Institutional Review Board (IRB)
The Institutional Review Board (IRB) is responsible for protecting the rights and welfare of participants involved with human subjects research. Each university should have an IRB committee or contact that reviews research to ensure that human rights are maintained by those conducting research.
If you plan to conduct research on students or faculty on your campus, you must have your research approved by your IRB. They will have a formal application process and require copies of your survey instruments as well as a detailed description of your research design. The IRB personnel will help you ensure that your research is ethical and poses minimal risk to those who participate. Be proactive in contacting your IRB office before you begin if you have any questions. They are there to help you through the process.
Many schools require researchers to participate in research ethics education before completing IRB. The Collaborative Institute Training Initiative is one such subscription service with many members. Check with your IRB office for their requirements for research ethics training.
To learn more about IRB, visit the Office for Human Research Protections (OHRP), a division of the U.S. Department of Health & Human Services.
The Family Educational Rights and Privacy Act (FERPA) (20 U.S.C. § 1232g; 34 CFR Part 99), also known as the Buckley Amendment, is a U.S. Federal law that protects the privacy of student education records. All educational institutions that receive funds under an applicable program of the U.S. Department of Education fall under the umbrella of FERPA law.
FERPA allows student consent to disclose their educational records, with few exceptions. These regulations apply to all applications involving student records including items such as research, posting student work, etc.
For more information on FERPA, visit the U.S. Department of Education FERPA guidelines. Also, your individual campus website should have information on FERPA.
Each campus has an office responsible for Institutional Research (IR). The IR office keeps track of a wealth of information on students, courses, and faculty. This data is used for state and accreditation accountability purposes, and to provide profiles for the university students and faculty. Demographics, academic test scores (ACT, SAT, GRE, etc.), and grade point averages (GPAs) are all regularly updated and maintained for each student. Course data such as college, department, instructor, student grades, and course location and time are also maintained. Each IR office has its own policy. Typically, it is possible for researchers to work with IR staff to conduct research using subsets of university data. For instance, examining success and withdrawal by various demographics for a specific program or course can give information into whether specific populations may be having difficulty. If you have an idea for research using student data, contact the IR office on your campus directly.

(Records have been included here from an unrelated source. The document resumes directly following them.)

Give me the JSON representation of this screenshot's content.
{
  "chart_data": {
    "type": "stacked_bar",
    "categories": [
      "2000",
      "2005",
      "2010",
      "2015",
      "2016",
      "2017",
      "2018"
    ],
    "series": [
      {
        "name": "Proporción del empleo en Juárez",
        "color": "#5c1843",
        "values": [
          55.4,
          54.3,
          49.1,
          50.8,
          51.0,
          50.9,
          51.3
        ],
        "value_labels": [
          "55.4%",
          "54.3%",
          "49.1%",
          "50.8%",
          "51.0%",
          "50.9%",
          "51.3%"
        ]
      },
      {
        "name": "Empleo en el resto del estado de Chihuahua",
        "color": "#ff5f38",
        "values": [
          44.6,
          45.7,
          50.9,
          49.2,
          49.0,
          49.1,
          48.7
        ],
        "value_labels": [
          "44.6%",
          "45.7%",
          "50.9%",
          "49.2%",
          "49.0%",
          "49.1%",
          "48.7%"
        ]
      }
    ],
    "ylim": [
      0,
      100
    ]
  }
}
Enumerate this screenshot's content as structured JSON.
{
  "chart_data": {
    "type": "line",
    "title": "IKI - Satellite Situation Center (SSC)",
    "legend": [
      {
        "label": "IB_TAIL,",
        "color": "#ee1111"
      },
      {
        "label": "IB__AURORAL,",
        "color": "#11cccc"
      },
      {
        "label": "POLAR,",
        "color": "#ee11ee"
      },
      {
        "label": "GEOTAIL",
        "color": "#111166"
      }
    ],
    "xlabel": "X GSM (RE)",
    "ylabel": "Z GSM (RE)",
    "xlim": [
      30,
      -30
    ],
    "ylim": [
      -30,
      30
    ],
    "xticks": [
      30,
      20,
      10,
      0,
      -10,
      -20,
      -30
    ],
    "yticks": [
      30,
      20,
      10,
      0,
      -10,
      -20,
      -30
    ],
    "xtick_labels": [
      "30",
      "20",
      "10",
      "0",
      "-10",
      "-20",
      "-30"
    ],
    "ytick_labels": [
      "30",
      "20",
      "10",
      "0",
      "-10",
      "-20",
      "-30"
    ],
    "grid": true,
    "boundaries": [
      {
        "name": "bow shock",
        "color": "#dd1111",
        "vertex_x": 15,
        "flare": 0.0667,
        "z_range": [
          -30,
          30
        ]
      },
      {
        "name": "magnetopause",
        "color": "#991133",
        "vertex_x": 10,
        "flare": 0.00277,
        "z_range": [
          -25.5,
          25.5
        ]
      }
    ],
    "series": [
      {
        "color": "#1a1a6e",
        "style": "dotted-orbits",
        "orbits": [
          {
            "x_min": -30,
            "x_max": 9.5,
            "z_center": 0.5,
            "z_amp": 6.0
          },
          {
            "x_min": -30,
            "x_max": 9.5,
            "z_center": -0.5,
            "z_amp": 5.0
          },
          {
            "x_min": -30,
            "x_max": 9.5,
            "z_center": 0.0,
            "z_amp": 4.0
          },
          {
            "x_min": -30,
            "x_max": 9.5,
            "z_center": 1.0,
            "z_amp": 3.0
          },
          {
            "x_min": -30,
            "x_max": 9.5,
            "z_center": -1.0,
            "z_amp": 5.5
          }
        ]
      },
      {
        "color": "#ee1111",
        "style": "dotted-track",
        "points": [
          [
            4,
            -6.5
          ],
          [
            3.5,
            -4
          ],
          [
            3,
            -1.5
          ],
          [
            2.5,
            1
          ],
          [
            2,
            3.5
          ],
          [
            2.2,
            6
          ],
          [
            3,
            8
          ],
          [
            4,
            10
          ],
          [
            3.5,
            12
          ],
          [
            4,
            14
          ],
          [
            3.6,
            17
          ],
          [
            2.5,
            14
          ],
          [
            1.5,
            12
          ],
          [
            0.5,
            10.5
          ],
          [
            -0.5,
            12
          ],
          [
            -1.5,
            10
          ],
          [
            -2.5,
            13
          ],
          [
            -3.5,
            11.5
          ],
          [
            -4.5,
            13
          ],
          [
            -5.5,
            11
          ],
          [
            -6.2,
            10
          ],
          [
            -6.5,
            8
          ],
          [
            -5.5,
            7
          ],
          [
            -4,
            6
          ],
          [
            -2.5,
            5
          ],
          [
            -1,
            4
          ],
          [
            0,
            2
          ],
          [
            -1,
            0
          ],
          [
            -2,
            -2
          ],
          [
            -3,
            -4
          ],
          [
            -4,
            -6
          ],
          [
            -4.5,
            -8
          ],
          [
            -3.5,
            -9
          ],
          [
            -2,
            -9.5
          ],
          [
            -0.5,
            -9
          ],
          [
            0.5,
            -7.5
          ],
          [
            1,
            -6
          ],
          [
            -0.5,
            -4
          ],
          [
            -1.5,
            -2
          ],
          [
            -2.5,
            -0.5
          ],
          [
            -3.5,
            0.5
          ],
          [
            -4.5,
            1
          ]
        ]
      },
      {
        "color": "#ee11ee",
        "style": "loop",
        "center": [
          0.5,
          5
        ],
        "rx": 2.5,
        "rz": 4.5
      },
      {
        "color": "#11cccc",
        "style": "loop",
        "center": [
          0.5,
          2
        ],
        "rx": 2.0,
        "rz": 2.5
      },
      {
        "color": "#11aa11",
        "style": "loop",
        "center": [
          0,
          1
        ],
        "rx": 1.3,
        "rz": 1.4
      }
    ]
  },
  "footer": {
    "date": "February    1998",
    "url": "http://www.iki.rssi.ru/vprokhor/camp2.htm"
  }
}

Many faculty have little experience with research design or statistics. The thought of conducting such research may be overwhelming for them to tackle alone. Typically, there are faculty on campus who are experts. If you are unaware of colleagues in your area who can help you, try reaching out to those in statistics, psychology, sociology, or educational research. These faculty typically specialize in conducting research and many are happy to meet with you to provide guidance.